Before Israel signed peace treaties with Egypt (1979) and Jordan (1994), Morocco made clear what kind of relations it wanted with Israel. Weitzman lists the kinds of statements made by Morocco during the years 1976 to 1977:
a. the historical affinity between Arabs and Jews as 'sons of Abraham' and 'grandsons of Ishmael and Isaac,' an affinity which could form the basis for the tapping of both sides' capabilities in order to modernize and develop the Middle East;

b. Israel's capabiility for contributing to the modernization and development of the Arab world;

c. the dangers to the Arab world inherent in prolonged conflict;

d. the need for coexistence and integration, which required Israel's withdrawal to the June 1967 boundaries, creation of a Palestinian state, and full peace, recognition and integration between Israel and the Arab states; and

e. the need for dialogue to solve all problems, including dialogue between the PLO and Israel. (p. 41)
One could easily imagine the UAE making these statements -- including its continued commitment to the Palestinian Arabs, but these statements about peace that seem novel even now were being made over 40 years ago.

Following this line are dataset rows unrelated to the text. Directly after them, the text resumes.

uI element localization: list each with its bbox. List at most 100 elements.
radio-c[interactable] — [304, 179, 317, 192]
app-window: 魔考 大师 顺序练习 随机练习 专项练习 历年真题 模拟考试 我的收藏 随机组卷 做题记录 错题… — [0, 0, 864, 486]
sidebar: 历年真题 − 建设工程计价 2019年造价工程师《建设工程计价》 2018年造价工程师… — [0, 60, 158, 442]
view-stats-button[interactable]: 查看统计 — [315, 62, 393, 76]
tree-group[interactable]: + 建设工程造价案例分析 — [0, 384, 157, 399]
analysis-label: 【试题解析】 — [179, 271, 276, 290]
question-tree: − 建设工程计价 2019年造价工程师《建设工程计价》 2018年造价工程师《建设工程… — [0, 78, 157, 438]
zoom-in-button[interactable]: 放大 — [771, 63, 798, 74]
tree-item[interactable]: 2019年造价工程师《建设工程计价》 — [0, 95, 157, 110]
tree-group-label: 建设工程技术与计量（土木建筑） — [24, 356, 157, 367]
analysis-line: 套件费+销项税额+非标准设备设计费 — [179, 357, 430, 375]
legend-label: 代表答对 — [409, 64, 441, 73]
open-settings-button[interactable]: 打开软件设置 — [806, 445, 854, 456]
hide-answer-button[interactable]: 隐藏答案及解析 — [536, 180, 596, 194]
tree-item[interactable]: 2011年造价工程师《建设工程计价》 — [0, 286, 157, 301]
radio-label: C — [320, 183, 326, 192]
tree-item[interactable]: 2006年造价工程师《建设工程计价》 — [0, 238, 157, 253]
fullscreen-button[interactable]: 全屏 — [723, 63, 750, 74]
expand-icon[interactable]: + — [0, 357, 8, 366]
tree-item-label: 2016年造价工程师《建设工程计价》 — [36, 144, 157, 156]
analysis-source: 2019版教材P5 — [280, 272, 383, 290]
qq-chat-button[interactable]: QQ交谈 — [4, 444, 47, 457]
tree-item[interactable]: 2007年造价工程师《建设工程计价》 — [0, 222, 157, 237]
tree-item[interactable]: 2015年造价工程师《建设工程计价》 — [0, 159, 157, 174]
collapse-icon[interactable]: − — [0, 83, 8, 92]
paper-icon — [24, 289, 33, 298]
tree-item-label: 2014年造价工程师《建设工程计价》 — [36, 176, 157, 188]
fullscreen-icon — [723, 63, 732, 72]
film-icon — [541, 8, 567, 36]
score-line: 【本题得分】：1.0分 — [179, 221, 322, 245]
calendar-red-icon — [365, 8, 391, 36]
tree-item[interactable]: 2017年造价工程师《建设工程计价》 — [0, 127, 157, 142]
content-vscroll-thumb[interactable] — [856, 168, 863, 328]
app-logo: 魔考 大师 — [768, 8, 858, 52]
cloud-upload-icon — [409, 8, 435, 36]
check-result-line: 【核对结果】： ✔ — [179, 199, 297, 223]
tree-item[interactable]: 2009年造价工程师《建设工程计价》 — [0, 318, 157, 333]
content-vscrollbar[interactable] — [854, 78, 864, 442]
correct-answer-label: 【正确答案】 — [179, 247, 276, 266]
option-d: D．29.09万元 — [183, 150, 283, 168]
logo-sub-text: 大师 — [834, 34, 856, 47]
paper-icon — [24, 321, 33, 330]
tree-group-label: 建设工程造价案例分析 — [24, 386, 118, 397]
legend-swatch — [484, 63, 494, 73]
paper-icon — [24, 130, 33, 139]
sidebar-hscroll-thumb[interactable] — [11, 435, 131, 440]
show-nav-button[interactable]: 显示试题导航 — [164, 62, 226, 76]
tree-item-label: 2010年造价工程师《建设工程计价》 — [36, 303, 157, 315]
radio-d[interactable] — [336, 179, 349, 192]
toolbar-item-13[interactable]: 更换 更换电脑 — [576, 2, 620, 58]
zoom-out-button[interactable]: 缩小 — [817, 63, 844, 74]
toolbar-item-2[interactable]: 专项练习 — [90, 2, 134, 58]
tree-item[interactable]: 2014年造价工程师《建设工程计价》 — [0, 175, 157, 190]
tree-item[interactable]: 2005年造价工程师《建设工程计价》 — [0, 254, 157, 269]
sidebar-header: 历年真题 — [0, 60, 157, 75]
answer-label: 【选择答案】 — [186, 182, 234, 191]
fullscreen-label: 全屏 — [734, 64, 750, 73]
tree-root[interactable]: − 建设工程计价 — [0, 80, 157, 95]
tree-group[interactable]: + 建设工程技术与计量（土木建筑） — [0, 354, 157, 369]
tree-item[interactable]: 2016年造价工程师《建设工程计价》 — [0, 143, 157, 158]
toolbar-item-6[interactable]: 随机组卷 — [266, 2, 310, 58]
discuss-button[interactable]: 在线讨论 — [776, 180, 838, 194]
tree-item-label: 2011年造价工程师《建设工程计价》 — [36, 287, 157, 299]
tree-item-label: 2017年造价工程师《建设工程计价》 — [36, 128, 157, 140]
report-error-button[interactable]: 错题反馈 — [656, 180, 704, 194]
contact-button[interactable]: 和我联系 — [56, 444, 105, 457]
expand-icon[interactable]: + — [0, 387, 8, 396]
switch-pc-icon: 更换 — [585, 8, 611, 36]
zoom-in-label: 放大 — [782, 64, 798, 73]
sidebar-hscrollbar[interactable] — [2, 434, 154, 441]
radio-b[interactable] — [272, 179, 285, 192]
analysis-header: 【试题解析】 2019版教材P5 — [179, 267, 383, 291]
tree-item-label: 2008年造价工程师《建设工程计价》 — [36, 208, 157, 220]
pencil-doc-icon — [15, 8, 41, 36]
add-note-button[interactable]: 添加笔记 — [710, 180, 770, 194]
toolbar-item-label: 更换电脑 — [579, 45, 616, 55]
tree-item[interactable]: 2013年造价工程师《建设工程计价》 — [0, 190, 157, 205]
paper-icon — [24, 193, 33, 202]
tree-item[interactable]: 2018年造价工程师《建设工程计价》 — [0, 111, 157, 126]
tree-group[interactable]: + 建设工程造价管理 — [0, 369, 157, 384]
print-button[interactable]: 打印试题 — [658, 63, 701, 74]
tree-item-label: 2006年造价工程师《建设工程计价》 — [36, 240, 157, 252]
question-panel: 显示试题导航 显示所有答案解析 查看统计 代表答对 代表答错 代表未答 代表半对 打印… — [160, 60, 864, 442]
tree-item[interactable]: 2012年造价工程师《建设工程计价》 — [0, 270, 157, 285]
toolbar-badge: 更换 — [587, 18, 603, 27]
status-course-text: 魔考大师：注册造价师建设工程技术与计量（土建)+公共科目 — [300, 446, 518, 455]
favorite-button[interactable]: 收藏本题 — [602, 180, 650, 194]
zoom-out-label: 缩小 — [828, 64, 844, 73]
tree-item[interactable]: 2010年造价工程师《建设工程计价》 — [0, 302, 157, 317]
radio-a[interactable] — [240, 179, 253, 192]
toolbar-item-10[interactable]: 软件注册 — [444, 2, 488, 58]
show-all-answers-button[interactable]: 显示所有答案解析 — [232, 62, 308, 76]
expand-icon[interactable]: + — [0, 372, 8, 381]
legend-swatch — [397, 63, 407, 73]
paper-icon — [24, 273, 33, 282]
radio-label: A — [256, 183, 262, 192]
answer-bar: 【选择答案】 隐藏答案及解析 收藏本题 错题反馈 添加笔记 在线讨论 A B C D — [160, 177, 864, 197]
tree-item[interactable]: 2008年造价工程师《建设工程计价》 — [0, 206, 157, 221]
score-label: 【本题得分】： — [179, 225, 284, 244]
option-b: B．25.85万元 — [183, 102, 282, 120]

But no groundbreaking peace treaty between Morocco and Israel happened.
Official trade between the 2 countries amounted to just $2 million.

Why?
 
One reason might be that Nasser and the other potential threats to Morocco's stability posed a different kind of danger than what Iran does today. Iran is a Muslim state, but not an Arab one. Its brand of Islam fanaticism is very different from the pan-Arabism Nasser advocated as the leader of Egypt. And Iran takes the spread of its influence very seriously.
 
But more than that, King Hassan II of Morocco saw himself as a facilitator, hosting summits, conferences and Israeli prime ministers -- while at the same time maintaining his image as a leading Arab statesman. In 1967, Morocco sent armed forces to Egypt, although they only got as far as Libya. In 1973, Moroccan forces in Syria participated in the Yom Kippur War. The following year, he hosted the conference that conferred recognition of the PLO.
 
photo
King Hassan II in 1983. Public domain

 
He was in no hurry to sign a peace treaty with Israel, preferring a gradual approach.
His son, King Muhammad VI, may be a different story.

The question now is no longer when peace will start, but rather how far will it go.